First Counselor
Lady Bird Johnson
By Michael F. Bishop
Lyndon Baines Johnson, the former Senate Majority Leader who reached the White House in the wake of President John F. Kennedy’s assassination, was to all appearances a politician of inexhaustible energy. He had been the undisputed “Master of the Senate,” in the words of biographer Robert Caro, and after a frustrating and unrewarding interlude as Kennedy’s vice president, became a president able to bend even the most stubborn opponent to his will. He proposed and signed torrents of domestic legislation that expanded civil rights and the welfare state and led the United States into a land war in Asia. Johnson defeated Senator Barry Goldwater in the 1964 presidential election in what was then the greatest landslide victory in American political history. He seemed an unstoppable force of nature.
But his wife, Lady Bird Johnson, knew better. She was at his side as he recovered from gall bladder surgery in 1965 and listened as he moaned from his hospital bed that he was overwhelmed by the presidency and wished only to return to his native Texas. She wrote in her diary, “here is the black beast of depression back in our lives,” and it was she who soothed him and ensured that he would carry on. As Peter Baker observed last year in the New York Times, the First Lady “not only provided a spouse’s emotional ballast but also served as an unrivaled counselor who helped persuade him to stay in office at critical junctures, advised him on how to use the office to achieve their mutual goals, guided him during the most arduous moments and helped chart his decision to give up power years later.”
Claudia Alta Taylor, the president’s “unrivaled counselor,” was born in genteel circumstances in east Texas in 1912. The nickname “Lady Bird” was bestowed upon her in childhood, and it was by this name she would be known for the rest of her life. Exceptionally bright, she earned honors degrees in history and journalism from the University of Texas. Soon thereafter she met a young and supremely ambitious aspiring politician named Lyndon Johnson, and they were married after a brief courtship. They had two daughters, Lynda Bird, and Lucy Baines, both of whom would gracefully live in the glare of politics for much of their lives.

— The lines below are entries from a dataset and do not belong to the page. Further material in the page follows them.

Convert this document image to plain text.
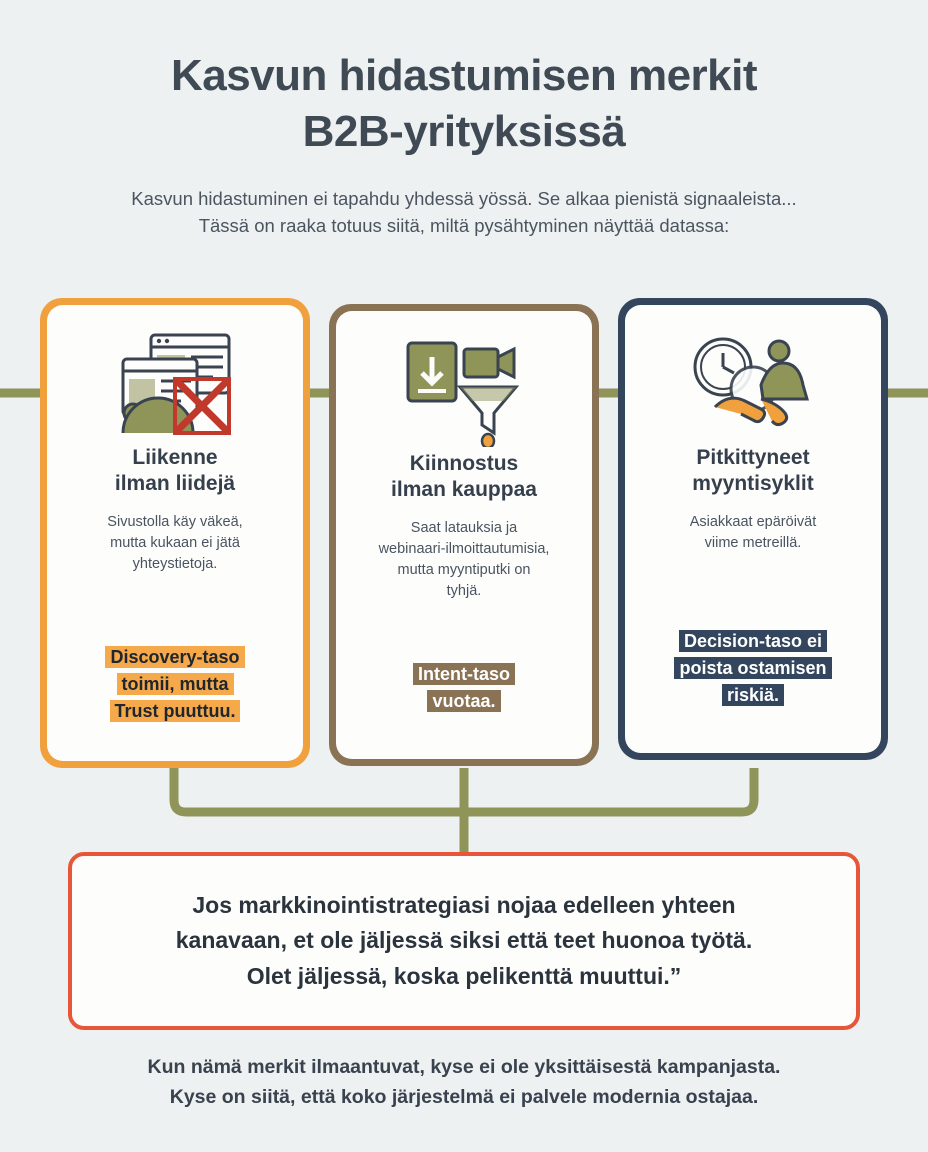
Kasvun hidastumisen merkit
B2B-yrityksissä
Kasvun hidastuminen ei tapahdu yhdessä yössä. Se alkaa pienistä signaaleista...
Tässä on raaka totuus siitä, miltä pysähtyminen näyttää datassa:
Liikenne
ilman liidejä
Sivustolla käy väkeä,
mutta kukaan ei jätä
yhteystietoja.
Discovery-taso
toimii, mutta
Trust puuttuu.
Kiinnostus
ilman kauppaa
Saat latauksia ja
webinaari-ilmoittautumisia,
mutta myyntiputki on
tyhjä.
Intent-taso
vuotaa.
Pitkittyneet
myyntisyklit
Asiakkaat epäröivät
viime metreillä.
Decision-taso ei
poista ostamisen
riskiä.
Jos markkinointistrategiasi nojaa edelleen yhteen
kanavaan, et ole jäljessä siksi että teet huonoa työtä.
Olet jäljessä, koska pelikenttä muuttui.”
Kun nämä merkit ilmaantuvat, kyse ei ole yksittäisestä kampanjasta.
Kyse on siitä, että koko järjestelmä ei palvele modernia ostajaa.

Lady Bird devoted much of her considerable inheritance to furthering her husband’s career, and her exquisite tact helped calm the waters stirred up by his often coarse and overbearing manner. Her shrewd investments helped build the family fortune, and her unwavering loyalty helped ease her husband’s political ascent. She stoically endured his constant infidelities and took on the challenging role of therapist for this most mercurial of men. And she was at his side as he took the oath of office as the 36th president aboard Air Force One on November 22, 1963, with a stricken Mrs. Kennedy looking on, her suit stained with her husband’s blood.
Mrs. Johnson was an active First Lady, expanding and formalizing the role. She used her influence to make the nation’s capital a more beautiful place through the planting of flowers and gardens. She wished to do the same for the nation at large; the country’s landscape was increasingly blighted by an expanding road system punctuated with countless garish billboards. The Highway Beautification Act, which she energetically supported, was signed by her husband in 1965 and helped smooth the rough edges of the interstates. As she saw it, beautification was a “whole effort to bring the natural world and the man-made world into harmony; to bring order, usefulness and delight to our whole environment.”
But during her tenure as First Lady, there was little harmony or delight to be found in southeast Asia. The grim and seemingly endless war in Vietnam took a terrible emotional toll on the president and his family, as it did on the nation. The constant refrain of protestors on Pennsylvania Avenue echoed through the halls of the White House: “Hey, hey, LBJ! How many kids did you kill today?” In this bleak environment her care for, and understanding of, her husband was even more important. And her wise counsel continued: just as she had encouraged him to hold on to power a few years before, now she advised him to give it up. This he duly did, announcing to a shocked nation on March 31, 1968: “I shall not seek, and I will not accept, the nomination of my party for another term as your president.”
Mrs. Johnson, increasingly worried about her husband’s precarious health, was happy to return to Texas ten months later. There, she doted on him until his death, four years and two days after they departed the White House. Her accomplishments were recognized later, as she was awarded the Presidential Medal of Freedom in 1977 and the Congressional Gold Medal in 1988. Lady Bird Johnson, her husband’s indispensable partner, died in 2007 at the age of 94, her status as one of the most admired First Ladies in American history secure.
Michael F. Bishop, a writer and historian, is the former executive director of the International Churchill Society and the Abraham Lincoln Bicentennial Commission. He is the author of “We Shall Fight: Churchill’s Greatest Speech,” to be published by HarperCollins.